Cela comprend la relocalisation de 775 logements, touchant un total de 19 098 personnes. En septembre 2022, le Parlement européen, dont fait partie la France, a exprimé « sa grave préoccupation face aux violations des droits de l'homme en Ouganda et en Tanzanie » suite au projet de gazoduc.

Les membres ont noté que près de 118 000 personnes ont été touchées par les projets pétroliers et que certaines ont vu leurs maisons détruites pour faciliter la construction de routes d'accès ou d'une usine de traitement.

En juillet 2023, Human Rights Watch a publié un rapport sur les activités de TotalEnergies basé sur des entretiens avec des citoyens, dont 75 familles déplacées dans cinq districts d'Ouganda.

Selon le rapport, "les agriculteurs ont déclaré qu'ils se sentaient obligés de signer des accords d'indemnisation en anglais, une langue que beaucoup d'entre eux ne peuvent pas lire, et beaucoup ont déclaré s'être vu offrir de l'argent au lieu de la possibilité de remplacer des terres conformément aux normes internationales".

Plus de 100 000 personnes ont été déplacées par les projets pétroliers et d'oléoducs. Photo : TRT Afrika

"Ils viennent ici en nous promettant tout", aurait déclaré un habitant. "Nous les avons crus. Maintenant nous sommes sans terre, l'argent des compensations a disparu, les champs qui nous restent sont inondés et la poussière remplit l'air."

TotalEnergies s'est défendu dans une lettre adressée à Human Rights Watch, affirmant que l'entreprise avait versé des indemnisations conformément à la loi ougandaise.

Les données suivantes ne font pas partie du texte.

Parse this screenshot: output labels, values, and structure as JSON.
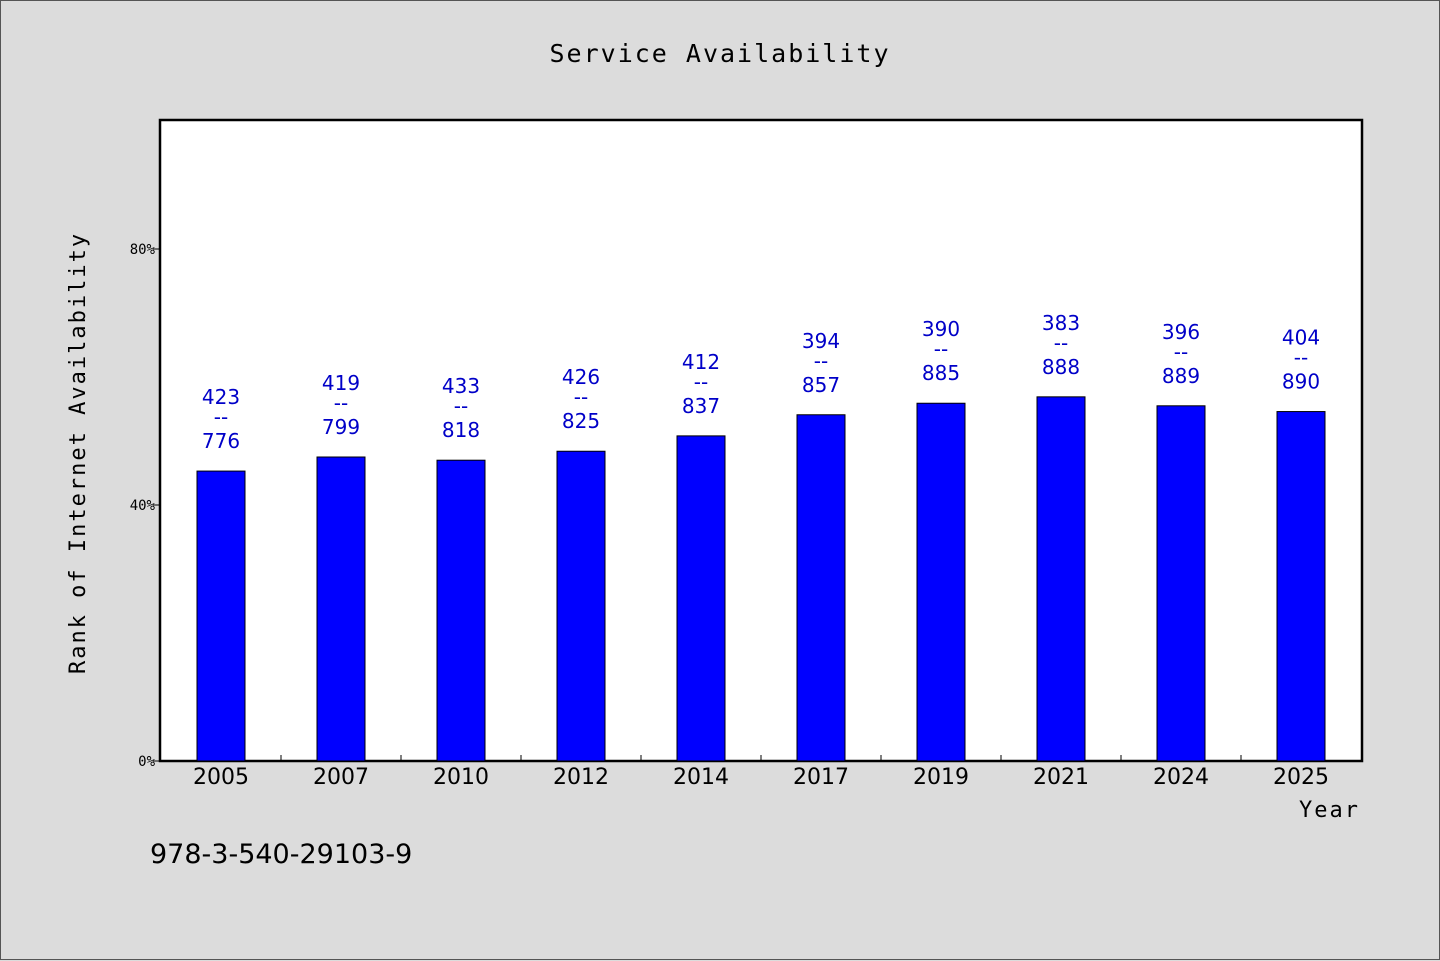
{
  "chart_data": {
    "type": "bar",
    "title": "Service Availability",
    "xlabel": "Year",
    "ylabel": "Rank of Internet Availability",
    "ylim": [
      0,
      100
    ],
    "yticks": [
      {
        "value": 0,
        "label": "0%"
      },
      {
        "value": 40,
        "label": "40%"
      },
      {
        "value": 80,
        "label": "80%"
      }
    ],
    "categories": [
      "2005",
      "2007",
      "2010",
      "2012",
      "2014",
      "2017",
      "2019",
      "2021",
      "2024",
      "2025"
    ],
    "values": [
      45.3,
      47.5,
      47.0,
      48.4,
      50.8,
      54.1,
      55.9,
      56.9,
      55.5,
      54.6
    ],
    "data_labels": [
      {
        "top": "423",
        "sep": "--",
        "bottom": "776"
      },
      {
        "top": "419",
        "sep": "--",
        "bottom": "799"
      },
      {
        "top": "433",
        "sep": "--",
        "bottom": "818"
      },
      {
        "top": "426",
        "sep": "--",
        "bottom": "825"
      },
      {
        "top": "412",
        "sep": "--",
        "bottom": "837"
      },
      {
        "top": "394",
        "sep": "--",
        "bottom": "857"
      },
      {
        "top": "390",
        "sep": "--",
        "bottom": "885"
      },
      {
        "top": "383",
        "sep": "--",
        "bottom": "888"
      },
      {
        "top": "396",
        "sep": "--",
        "bottom": "889"
      },
      {
        "top": "404",
        "sep": "--",
        "bottom": "890"
      }
    ],
    "bar_color": "#0000ff",
    "label_color": "#0000c8",
    "grid": false
  },
  "footer": {
    "isbn": "978-3-540-29103-9"
  }
}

En juin de l'année dernière, 26 citoyens ougandais ont poursuivi TotalEnergies à Paris en réparation pour des violations présumées des droits humains dans le cadre de ses projets dans le pays.

Au milieu de la controverse sur les avantages et les inconvénients du projet, de nombreux Ougandais espèrent que la richesse pétrolière du pays profitera à l'économie à long terme, tandis que les personnes touchées par les activités pétrolières attendent toujours une compensation adéquate.